6. A majority of straight men who write to a sex writer asking how they can convince their female partners to engage in a FF/M threesome are easily irritated by the suggestion that what's sauce for the goose is sauce for the gander, and perhaps they ought to consider offering a MM/F threesome to their partners as an incentive to explore the whole threesome experience.

7. Likewise, a majority of straight men who write to a sex writer asking how they can convince their female partners to agree to recieve anal penetration are generally unsympathetic to the suggestion that perhaps they should let their female partners go to bat first, and that offering up their own cute li'l hineys in the spirit of "if it's good enough for you, it's good enough for me" would be a good way to build butt-sex solidarity. (See #4.)8. Women never write to sex writers asking what they can do to "make" someone have an orgasm.

9. The lies people will tell other people in order to weasel out of sexual responsibility are legion. (No, dammit, no, having had chicken pox when he was 6 did NOT make him infertile, and neither did having mono in college.)

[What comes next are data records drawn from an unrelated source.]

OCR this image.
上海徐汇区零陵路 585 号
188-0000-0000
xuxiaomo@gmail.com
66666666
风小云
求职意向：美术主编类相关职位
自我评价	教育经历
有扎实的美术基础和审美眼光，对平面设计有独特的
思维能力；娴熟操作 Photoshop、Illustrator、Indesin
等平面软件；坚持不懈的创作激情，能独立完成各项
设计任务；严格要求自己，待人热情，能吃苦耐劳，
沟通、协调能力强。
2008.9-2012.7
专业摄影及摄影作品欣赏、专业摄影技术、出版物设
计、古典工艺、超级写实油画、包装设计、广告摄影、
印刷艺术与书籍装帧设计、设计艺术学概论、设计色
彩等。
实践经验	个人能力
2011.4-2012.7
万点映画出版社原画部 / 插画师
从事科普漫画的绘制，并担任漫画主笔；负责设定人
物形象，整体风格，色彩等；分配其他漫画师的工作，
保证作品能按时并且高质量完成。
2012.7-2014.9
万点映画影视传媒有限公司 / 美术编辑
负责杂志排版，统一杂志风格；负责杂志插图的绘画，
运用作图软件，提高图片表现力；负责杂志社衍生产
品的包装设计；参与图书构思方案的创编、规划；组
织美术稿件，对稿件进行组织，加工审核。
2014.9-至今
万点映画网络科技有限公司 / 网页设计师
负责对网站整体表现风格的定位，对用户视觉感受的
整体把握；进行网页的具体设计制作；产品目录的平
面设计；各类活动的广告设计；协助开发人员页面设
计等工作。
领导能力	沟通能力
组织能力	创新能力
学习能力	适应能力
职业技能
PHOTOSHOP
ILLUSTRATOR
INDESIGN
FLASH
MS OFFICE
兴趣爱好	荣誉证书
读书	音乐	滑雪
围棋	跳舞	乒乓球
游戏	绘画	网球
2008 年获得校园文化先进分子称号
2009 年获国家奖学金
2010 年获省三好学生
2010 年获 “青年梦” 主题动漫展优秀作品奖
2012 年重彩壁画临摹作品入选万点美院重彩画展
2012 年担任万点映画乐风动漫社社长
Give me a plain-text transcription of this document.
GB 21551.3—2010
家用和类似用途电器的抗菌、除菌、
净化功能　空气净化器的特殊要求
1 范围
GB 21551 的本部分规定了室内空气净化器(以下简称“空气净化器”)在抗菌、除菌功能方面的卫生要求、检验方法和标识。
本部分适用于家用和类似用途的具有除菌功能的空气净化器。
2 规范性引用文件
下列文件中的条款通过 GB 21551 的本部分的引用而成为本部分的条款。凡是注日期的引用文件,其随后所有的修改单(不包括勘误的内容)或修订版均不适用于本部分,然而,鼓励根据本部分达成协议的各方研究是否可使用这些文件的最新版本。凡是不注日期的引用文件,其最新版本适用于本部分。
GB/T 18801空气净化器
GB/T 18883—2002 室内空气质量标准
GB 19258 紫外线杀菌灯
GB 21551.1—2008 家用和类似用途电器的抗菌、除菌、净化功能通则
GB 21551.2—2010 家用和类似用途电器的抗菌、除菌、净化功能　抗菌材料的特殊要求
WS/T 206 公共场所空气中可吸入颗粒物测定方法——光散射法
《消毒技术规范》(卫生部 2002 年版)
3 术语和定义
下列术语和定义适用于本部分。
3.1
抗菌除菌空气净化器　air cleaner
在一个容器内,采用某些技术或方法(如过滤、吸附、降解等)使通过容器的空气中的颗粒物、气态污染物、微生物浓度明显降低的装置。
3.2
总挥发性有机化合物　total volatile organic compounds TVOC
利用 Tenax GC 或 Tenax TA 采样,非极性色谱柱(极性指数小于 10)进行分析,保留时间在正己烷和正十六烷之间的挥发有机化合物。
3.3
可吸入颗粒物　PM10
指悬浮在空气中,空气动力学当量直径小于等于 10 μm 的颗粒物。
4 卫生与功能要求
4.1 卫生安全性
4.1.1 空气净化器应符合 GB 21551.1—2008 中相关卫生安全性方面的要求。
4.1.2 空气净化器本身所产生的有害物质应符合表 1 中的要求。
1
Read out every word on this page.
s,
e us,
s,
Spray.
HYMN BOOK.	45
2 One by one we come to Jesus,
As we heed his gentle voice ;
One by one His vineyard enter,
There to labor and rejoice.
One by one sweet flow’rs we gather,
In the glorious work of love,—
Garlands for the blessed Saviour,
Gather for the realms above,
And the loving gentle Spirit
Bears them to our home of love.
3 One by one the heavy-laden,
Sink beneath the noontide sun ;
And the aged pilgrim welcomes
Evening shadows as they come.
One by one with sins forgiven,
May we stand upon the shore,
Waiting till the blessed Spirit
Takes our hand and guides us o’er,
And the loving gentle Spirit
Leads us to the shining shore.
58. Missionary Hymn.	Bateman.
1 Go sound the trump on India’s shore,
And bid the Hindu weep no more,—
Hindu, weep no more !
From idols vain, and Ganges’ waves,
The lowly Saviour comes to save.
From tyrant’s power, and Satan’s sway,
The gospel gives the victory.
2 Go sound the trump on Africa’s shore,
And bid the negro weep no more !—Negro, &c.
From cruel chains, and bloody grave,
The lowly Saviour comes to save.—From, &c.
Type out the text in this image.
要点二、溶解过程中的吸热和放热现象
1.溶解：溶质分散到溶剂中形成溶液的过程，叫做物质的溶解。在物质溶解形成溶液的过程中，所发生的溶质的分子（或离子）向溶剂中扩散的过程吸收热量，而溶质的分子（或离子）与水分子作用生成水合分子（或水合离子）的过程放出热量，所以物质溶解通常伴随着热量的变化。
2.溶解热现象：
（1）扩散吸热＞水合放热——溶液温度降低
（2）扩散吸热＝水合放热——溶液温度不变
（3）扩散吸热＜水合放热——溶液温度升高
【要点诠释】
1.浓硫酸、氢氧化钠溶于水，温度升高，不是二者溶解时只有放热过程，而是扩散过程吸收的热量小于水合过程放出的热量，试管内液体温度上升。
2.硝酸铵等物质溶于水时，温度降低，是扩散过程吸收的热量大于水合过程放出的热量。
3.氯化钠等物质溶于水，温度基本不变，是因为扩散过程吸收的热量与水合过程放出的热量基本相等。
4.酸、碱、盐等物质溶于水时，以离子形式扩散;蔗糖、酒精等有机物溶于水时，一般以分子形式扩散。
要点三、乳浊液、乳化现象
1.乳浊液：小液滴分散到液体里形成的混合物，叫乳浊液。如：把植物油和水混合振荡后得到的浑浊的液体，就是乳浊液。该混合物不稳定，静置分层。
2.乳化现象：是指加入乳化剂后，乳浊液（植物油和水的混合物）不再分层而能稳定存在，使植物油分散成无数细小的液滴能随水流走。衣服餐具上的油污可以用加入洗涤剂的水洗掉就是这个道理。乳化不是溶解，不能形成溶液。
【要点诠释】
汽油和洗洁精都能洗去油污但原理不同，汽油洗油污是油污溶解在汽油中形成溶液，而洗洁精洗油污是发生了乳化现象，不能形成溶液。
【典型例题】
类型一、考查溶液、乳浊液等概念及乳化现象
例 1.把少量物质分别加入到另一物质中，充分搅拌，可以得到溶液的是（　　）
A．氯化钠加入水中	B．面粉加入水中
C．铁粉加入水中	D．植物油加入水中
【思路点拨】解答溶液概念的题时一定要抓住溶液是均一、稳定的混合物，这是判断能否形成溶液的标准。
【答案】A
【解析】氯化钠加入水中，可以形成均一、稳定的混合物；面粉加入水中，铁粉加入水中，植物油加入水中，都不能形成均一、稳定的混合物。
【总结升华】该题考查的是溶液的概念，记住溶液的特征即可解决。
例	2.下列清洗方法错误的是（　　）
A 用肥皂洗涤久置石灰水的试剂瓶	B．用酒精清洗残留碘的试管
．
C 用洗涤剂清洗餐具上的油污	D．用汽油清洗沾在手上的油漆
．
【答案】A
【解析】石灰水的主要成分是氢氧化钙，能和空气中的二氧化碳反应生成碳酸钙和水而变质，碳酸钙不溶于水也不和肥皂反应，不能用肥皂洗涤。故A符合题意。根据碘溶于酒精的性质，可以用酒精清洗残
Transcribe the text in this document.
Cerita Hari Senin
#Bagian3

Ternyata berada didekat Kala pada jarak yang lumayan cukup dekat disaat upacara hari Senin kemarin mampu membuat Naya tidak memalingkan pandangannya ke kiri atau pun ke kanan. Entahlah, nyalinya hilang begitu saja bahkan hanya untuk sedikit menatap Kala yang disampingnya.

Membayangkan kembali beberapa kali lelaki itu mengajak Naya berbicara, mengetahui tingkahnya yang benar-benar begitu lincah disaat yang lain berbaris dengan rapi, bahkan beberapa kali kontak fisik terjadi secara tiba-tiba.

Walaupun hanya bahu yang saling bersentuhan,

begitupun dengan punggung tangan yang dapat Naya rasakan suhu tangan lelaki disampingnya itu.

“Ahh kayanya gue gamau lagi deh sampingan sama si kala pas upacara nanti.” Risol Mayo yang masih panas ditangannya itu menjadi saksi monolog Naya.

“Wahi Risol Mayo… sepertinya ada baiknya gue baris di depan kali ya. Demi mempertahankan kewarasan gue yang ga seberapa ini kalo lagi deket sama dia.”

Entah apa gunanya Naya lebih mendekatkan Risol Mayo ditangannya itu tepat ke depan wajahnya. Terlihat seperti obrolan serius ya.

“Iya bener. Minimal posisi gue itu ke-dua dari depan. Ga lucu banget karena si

10. Everyone with a non-hetero-vanilla-normative sexual preference thinks, at one point or another, that s/he is the only person on the face of the earth who has ever had this preference, and the only person who ever will, and that s/he is all alone. Not true. And hence we have the modern Internet.

11. Most of the people who write to sex writers wanting to know how one goes about asking one's partner to engage in such-and-such sexual activity have never asked, for one thing, and for another, what they really want to be told isn't how to ask, but how to guarantee that the answer will be yes.

12. An astonishing number of people appear to believe that it isn't sex if it doesn't involve putting a penis into a vagina. These same people are generally baffled by how they contracted STDs when they "didn't have sex."

13. Yes, yes, a thousand times yes: It's possible to have great sex and not have an orgasm/have simultaneous orgasms/have multiple orgasms. Stop beating yourselves up and enjoy the ride. If you thought it was fine, then it was. Honest. The Russian judge is not going to come busting out of the closet to cite you on a technicality and disqualify you from the games.